The Lazy Nature of Sequences

One of the great things about sequences is their lazy nature. As discussed in previous posts, sequences in .NET are represented by IEnumerable<T> objects, in the same manner lists are represented by IList<T> objects. Unlike lists, however, a sequence does not have to be readily available for an IEnumerable<T> object to be created. Your sequence reference is merely a handle to a generator which promises the ability to enumerate a sequence when requested. Let me illustrate this with a code example.

public static IEnumerable<string> FindCommonItems(
    IEnumerable<string> sequence1,
    IEnumerable<string> sequence2)
{
    Console.WriteLine("Iteration starting");
    foreach (string string1 in sequence1)
    {
        foreach (string string2 in sequence2)
        {
            if (string1 == string2)
            {
                Console.WriteLine("Common item found: " + string1);
                yield return string1;
            }
        }
    }
    Console.WriteLine("Iteration completed");
}

This method simply enumerates two string sequences and returns a sequence of all items which appear in both of them. To be able to determine when items are found equal and consequently added to the result sequence, some Console.WriteLine statements have been added. The lazy nature of sequences implies that calling this FindCommonItems method returns a reference to an IEnumerable<string> object without any iterations or any comparisons being made. To verify this, consider the following code example.

static void Main(string[] args)
{
    IEnumerable<string> result = FindCommonItems(
        new string[] { "One", "Two", "Three", "Four" },
        new string[] { "One", "Three", "Four", "Six", "Seven" });

    Console.ReadKey();
}

If you run the code above, you will notice that nothing is written to the console. Not a single line of the FindCommonItems method is run. The IEnumerable<string> variable simply holds a reference to a generator which will provide the sequence if it is ever needed. In the code above, the sequence is never enumerated. Hence, its values are not needed, and no CPU cycles are wasted on iterating the arrays and comparing their items. Consider the following code, however.
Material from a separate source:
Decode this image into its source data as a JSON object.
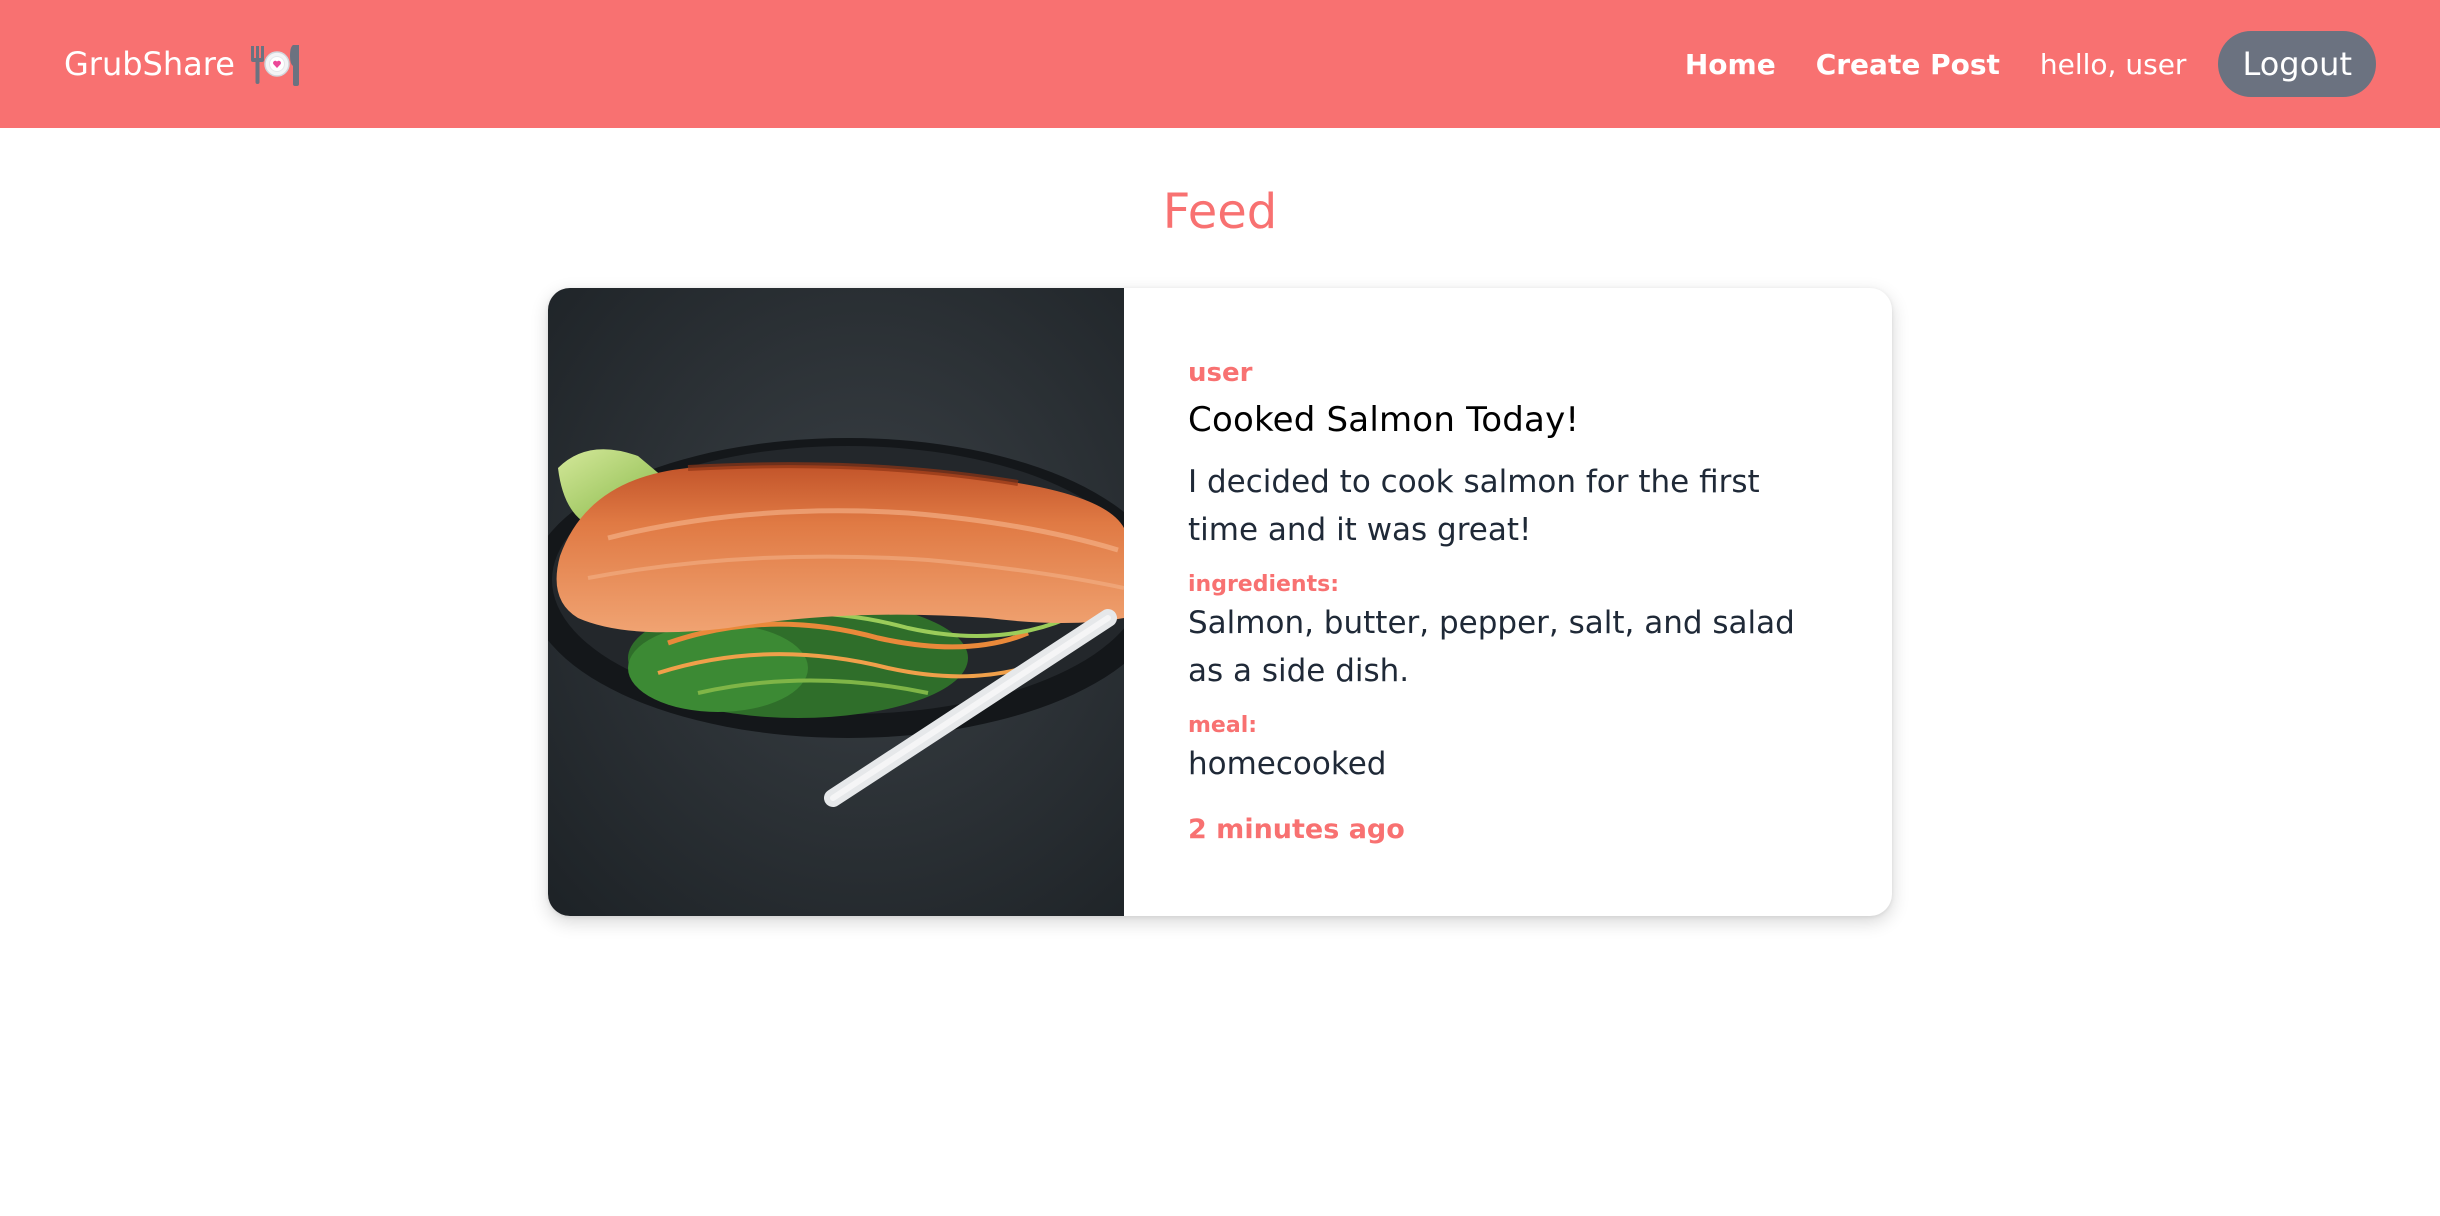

static void Main(string[] args)
{
    IEnumerable<string> result = FindCommonItems(
        new string[] { "One", "Two", "Three", "Four" },
        new string[] { "One", "Three", "Four", "Six", "Seven" });

    foreach (string item in result)
    {
        Console.WriteLine(item);
        if (Console.ReadKey().Key == ConsoleKey.Escape)
        {
            break;
        }
    }

    Console.ReadKey();
}

This time, we enumerate the result. Note that the user is free to cancel the enumeration at any time by pressing the Escape key. If the enumeration is canceled, no further iterations or comparisons between the input arrays are made. Again, no CPU cycles are wasted on performing calculations which are not needed.

To further illustrate the benefit of laziness, consider the following method.

public static IEnumerable<string> SkipShortStrings(
    IEnumerable<string> inputSequence)
{
    foreach (string input in inputSequence)
    {
        if (input.Length > 3)
        {
            yield return input;
        }
    }
}

The SkipShortStrings method shown above takes a sequence of string objects as input and produces a sequence of those string objects from the input sequence which are more than three characters long.

The sequence generator produced by this method can be combined with the sequence generator produced by the FindCommonItems method, chaining their operations as follows.

static void Main(string[] args)
{
    IEnumerable<string> result = SkipShortStrings(FindCommonItems(
        new string[] { "One", "Two", "Three", "Four" },
        new string[] { "One", "Three", "Four", "Six", "Seven" }));

    foreach (string item in result)
    {
        Console.WriteLine(item);
        break;
    }
    Console.ReadKey();
}

When running this program, the calculation of the first result from SkipShortStrings only involves fetching two elements from the sequence produced by FindCommonItems (the first element being discarded as too short). An illustration of the execution of this program is shown below. Once again, no items become part of the result until they are actually requested.

Chaining Sequence Generators

The easiest way for any .NET 3.5 developer to take advantage of the lazy nature of sequences is to start using the static methods in the class System.Linq.Enumerable, collectively known as LINQ to objects. These are extension methods which operate on sequences and consequently benefit from their laziness. Consider this simple example.

static void Main(string[] args)
{
    IEnumerable<string> result =
        (new[] { "One", "Two", "Three", "Four" })
        .Where(item => item.StartsWith("T"))
        .Select(item => item.ToUpper());

    foreach (string item in result)
    {
        Console.WriteLine(item);
    }
    Console.ReadKey();
}

This code uses LINQ in order to obtain a sequence of the uppercase variants of all input strings which start with a ‘T’. Before the foreach-loop, LINQ will not perform any iterations or calculations on the string array. This only occurs when the result sequence is enumerated.

As shown in this post, taking advantage of the lazy nature of sequences can lead to a more efficient program execution. In many situations, it will prevent your code from making unnecessary calculations. Also, when chaining several sequence operations, the first result can be produced much sooner than if each operation has to run through an entire collection before passing its result to the next operation.